Die letzte Frage soll denjenigen Lesern helfen, die irgendwann selbst einmal in die unangenehme Situation kommen ihr Gesicht oder ihren Namen ungerechtfertigterweise in den Medien sehen zu müssen. Was können Fans tun, wenn sie gegen eine Berichterstattung vorgehen wollen? Was ist wichtig, was muss man beachten?
Erstmal: Keine Angst vor großen Namen! Axel Springer, DuMont oder andere Medienhäuser sind natürlich große Unternehmen, aber die Rechte des einzelnen Betroffenen werden dadurch nicht kleiner. Wenn Persönlichkeits- und Bildrechte verletzt werden, wenn man geschmäht wird oder eine andere Verletzung entsteht, dann kann man seine Ansprüche geltend machen – ganz unabhängig davon, wer meine Rechte verletzt hat.

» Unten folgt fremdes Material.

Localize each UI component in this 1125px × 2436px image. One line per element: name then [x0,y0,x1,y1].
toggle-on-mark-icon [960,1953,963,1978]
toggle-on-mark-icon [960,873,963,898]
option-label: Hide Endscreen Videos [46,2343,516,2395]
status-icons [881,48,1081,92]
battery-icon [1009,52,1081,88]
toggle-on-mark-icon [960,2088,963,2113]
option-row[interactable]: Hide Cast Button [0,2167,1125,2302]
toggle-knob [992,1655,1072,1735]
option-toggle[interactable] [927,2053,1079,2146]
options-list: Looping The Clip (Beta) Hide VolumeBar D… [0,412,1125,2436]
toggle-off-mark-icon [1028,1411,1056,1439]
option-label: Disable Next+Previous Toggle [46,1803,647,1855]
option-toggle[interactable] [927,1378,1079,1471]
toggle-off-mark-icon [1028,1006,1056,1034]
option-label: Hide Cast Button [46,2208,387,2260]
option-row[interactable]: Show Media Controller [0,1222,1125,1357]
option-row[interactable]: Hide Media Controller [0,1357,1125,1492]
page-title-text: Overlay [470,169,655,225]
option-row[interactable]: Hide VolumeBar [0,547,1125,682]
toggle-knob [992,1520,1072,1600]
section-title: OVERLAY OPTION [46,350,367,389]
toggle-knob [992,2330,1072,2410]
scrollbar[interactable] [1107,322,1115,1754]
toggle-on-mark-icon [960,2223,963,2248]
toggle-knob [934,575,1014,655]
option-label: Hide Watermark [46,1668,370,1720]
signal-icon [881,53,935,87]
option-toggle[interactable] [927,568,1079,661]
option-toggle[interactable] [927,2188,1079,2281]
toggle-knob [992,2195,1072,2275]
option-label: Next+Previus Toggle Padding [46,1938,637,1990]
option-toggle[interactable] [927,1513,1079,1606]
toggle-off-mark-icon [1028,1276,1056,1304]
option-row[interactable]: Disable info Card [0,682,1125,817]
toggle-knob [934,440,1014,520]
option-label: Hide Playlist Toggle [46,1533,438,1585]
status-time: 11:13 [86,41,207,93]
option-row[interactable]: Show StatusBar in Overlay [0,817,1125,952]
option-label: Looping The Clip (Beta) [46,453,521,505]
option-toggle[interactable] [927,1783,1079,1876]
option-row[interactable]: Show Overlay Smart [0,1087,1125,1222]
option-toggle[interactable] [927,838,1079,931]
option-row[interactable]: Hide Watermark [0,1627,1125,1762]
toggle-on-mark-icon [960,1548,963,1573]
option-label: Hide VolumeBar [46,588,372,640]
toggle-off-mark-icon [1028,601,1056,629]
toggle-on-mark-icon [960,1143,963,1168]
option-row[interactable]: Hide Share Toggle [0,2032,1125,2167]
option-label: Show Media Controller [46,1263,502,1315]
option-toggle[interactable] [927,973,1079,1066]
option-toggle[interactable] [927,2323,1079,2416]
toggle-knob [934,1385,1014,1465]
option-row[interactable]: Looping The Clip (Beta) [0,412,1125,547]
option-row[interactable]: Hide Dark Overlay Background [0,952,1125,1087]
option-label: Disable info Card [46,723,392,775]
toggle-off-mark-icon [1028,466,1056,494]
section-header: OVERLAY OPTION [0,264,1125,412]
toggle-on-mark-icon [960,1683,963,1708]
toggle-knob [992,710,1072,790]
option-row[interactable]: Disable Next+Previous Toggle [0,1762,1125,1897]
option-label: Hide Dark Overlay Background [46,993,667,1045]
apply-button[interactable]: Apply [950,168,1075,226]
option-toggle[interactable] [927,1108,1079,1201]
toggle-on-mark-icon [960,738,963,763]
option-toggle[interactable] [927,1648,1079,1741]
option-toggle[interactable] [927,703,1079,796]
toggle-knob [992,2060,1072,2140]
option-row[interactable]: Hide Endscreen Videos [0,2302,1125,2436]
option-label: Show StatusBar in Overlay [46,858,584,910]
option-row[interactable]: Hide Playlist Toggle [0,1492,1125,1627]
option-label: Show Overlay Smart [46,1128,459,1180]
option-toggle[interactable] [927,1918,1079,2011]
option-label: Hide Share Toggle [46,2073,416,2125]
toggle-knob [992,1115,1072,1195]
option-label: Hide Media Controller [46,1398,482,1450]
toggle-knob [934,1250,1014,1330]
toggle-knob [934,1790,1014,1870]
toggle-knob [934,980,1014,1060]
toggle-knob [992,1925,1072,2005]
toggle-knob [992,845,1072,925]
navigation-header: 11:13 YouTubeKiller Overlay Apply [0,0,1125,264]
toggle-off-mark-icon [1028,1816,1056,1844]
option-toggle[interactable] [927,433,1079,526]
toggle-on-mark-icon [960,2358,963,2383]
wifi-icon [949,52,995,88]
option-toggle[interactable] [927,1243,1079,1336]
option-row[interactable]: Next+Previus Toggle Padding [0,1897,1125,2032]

Ebenfalls keine Angst sollte man vor den finanziellen Aspekten haben, die der Gang zum Anwalt und letztendlich vor Gericht mit sich bringt. Oftmals sind die Erstberatung und eine vorläufige Einschätzung des Falls nicht gleich mit Kosten verbunden. Das heißt, dass es in jedem Fall Sinn macht, sich sofort juristischen Rat einzuholen um dann abzuschätzen, ob sich weitere Schritte – und der damit verbundene finanzielle Aufwand – lohnen. Konkret bezogen auf die Fußballthematik kann es hier natürlich auch nicht schaden die Fanhilfe direkt anzusprechen.
Und zuletzt: Schnell, schnell, schnell! Sich zeitnah und schnell gegen eine Berichterstattung zur Wehr zu setzen ist ein weiterer, wenn nicht der wichtigste Aspekt . Dem Betroffenen geht es ja gerade darum, möglichst Folgeberichterstattungen und Übernahmen durch Dritte zu verhindern. Zudem ist die Durchsetzung von Geldentschädigungen dann besser zu realisieren, da die Gerichte bei einer zu großen Verzögerung leider manchmal davon ausgehen, dass die Persönlichkeitsrechte dann schon nicht allzu sehr verletzt gewesen sein können. Ich halte diesen Ansatz persönlich zwar für falsch, aber um das zu klären haben wir jetzt keine Zeit mehr, denn im Presserecht muss es ja immer schnell gehen!